Beitrag von laura.frontaliere » 29 Mär 2015, 12:41

Oft frage ich mich, ob und wie man einen Bruch leben kann. Den Bruch in einem selbst. Wie man die unsaubere Naht in sich selbst als Teil des Selbst anerkennen kann. Die Frage will ich Frau leben oder Mann zerreist mich meist. Das was mich dabei zerreist ist einfach die Notwendigkeit zu entscheiden. Aber gibt es diese Notwendigkeit in mir selbst, oder ist sie von außen in mich hineingetragen?

Ich komme mehr und mehr dazu, dass sich die Notwendigkeit zur Entscheidung aus dem Umfeld im Außen ergibt. Ohne Reflex in der Gemeinschaft der Menschen, die sich dem Weiblichen oder Männlichen zugehörig fühlen, würde ich in mir den schmerzhaften Zwang nicht in dem Maße spüren.
Aber kann ich den Bruch leben, kann ich die unsauber gezogene Naht in meiner Seele so kultivieren, dass ich dazu stehen kann und kann ich dann beides sein? Beides leben? Die starke Weiblichkeit im Körper eines Mannes und kann der Mann dabei auch zur Geltung kommen?

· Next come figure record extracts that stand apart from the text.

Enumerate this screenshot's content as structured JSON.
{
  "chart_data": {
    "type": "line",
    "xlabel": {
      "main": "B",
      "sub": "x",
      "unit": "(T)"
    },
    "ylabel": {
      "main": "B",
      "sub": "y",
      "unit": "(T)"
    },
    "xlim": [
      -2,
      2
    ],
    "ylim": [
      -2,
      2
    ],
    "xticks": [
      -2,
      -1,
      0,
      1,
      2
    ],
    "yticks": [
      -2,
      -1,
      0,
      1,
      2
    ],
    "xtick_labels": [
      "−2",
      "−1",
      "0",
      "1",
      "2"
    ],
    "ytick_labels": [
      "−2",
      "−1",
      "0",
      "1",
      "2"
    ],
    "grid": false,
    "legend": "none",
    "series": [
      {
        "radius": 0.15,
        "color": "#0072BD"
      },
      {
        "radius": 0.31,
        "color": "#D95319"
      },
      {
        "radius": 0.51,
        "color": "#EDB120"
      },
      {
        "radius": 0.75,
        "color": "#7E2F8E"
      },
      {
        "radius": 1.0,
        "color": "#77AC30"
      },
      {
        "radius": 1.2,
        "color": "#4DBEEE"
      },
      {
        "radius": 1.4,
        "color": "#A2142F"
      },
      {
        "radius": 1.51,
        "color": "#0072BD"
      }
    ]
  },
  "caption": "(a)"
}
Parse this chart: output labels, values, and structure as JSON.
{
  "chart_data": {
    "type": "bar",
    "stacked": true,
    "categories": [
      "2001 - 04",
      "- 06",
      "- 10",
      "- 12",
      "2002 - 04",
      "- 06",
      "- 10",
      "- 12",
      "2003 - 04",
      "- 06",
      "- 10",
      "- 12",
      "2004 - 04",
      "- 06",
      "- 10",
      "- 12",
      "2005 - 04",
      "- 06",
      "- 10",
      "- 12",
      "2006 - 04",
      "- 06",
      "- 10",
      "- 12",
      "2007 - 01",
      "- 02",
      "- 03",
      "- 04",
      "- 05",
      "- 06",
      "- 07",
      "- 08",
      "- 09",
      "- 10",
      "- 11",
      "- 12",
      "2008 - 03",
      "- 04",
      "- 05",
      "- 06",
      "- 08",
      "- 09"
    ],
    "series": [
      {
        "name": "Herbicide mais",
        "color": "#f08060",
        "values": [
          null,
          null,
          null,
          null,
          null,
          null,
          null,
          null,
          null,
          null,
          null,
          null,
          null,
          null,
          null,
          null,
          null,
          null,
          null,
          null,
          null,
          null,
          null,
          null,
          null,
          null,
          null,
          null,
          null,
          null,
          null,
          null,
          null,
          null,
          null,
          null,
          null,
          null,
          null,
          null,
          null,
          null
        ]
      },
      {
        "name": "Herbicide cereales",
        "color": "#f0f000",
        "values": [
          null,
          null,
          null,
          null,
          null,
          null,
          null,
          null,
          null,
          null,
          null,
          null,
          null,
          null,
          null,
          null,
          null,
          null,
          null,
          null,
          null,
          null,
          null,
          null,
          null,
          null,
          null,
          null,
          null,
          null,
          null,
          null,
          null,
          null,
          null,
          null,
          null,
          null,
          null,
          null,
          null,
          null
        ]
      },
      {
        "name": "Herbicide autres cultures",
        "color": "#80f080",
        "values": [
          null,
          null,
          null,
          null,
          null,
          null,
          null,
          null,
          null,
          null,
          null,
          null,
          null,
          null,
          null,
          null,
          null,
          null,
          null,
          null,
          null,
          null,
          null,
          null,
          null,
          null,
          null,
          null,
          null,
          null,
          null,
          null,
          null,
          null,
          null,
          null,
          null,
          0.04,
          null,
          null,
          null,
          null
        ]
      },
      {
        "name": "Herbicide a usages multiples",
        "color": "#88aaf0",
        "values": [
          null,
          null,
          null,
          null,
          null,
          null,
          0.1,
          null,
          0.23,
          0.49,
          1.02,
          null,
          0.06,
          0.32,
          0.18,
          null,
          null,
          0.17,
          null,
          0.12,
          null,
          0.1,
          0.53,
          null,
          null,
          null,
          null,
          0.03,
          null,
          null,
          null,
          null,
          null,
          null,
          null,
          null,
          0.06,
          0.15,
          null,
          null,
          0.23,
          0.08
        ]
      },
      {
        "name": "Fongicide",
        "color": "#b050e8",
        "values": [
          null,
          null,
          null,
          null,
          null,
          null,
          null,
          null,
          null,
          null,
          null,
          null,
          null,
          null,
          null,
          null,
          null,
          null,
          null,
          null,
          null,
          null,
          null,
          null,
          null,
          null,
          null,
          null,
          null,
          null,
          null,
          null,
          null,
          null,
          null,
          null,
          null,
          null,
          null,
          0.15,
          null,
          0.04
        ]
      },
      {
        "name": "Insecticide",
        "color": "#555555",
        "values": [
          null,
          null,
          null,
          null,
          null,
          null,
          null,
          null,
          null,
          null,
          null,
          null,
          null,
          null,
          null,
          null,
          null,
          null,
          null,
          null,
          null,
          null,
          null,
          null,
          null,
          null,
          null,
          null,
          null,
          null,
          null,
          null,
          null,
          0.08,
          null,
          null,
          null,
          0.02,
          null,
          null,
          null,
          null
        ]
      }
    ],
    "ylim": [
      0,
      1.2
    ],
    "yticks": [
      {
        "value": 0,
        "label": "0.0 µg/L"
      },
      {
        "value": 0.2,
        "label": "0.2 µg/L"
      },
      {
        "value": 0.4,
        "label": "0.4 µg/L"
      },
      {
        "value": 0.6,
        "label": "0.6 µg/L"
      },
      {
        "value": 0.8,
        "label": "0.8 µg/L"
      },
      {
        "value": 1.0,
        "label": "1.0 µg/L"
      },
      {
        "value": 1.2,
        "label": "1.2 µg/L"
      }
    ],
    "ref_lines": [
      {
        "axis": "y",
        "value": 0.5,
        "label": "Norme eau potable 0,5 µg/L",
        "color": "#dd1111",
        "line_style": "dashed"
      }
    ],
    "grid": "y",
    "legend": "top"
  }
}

Es gibt viele Menschen die ihre Brüche leben können und auch müssen. Das sie das können erfüllt mich zu weilen mit Neid. Andererseits ich weiß ja nicht wie sie sich im Inneren fühlen.
Lohnenswert ist es bestimmt es zu versuchen. Denn ich glaube inzwischen nur wenn ich keine meiner Seiten leugne kann ich vor mir selbst ganz sein. Dazu gehört, dass die Frau in mir den Mann nicht leugnet. Und das die Frau auch nach außen sichtbar werden darf. Keine Ahnung wie das gut gelingen kann. Aber ich habe eine Ahnung, dass sich hier ein Weg für mich abzeichnen könnte. Zeit brauch ich dazu.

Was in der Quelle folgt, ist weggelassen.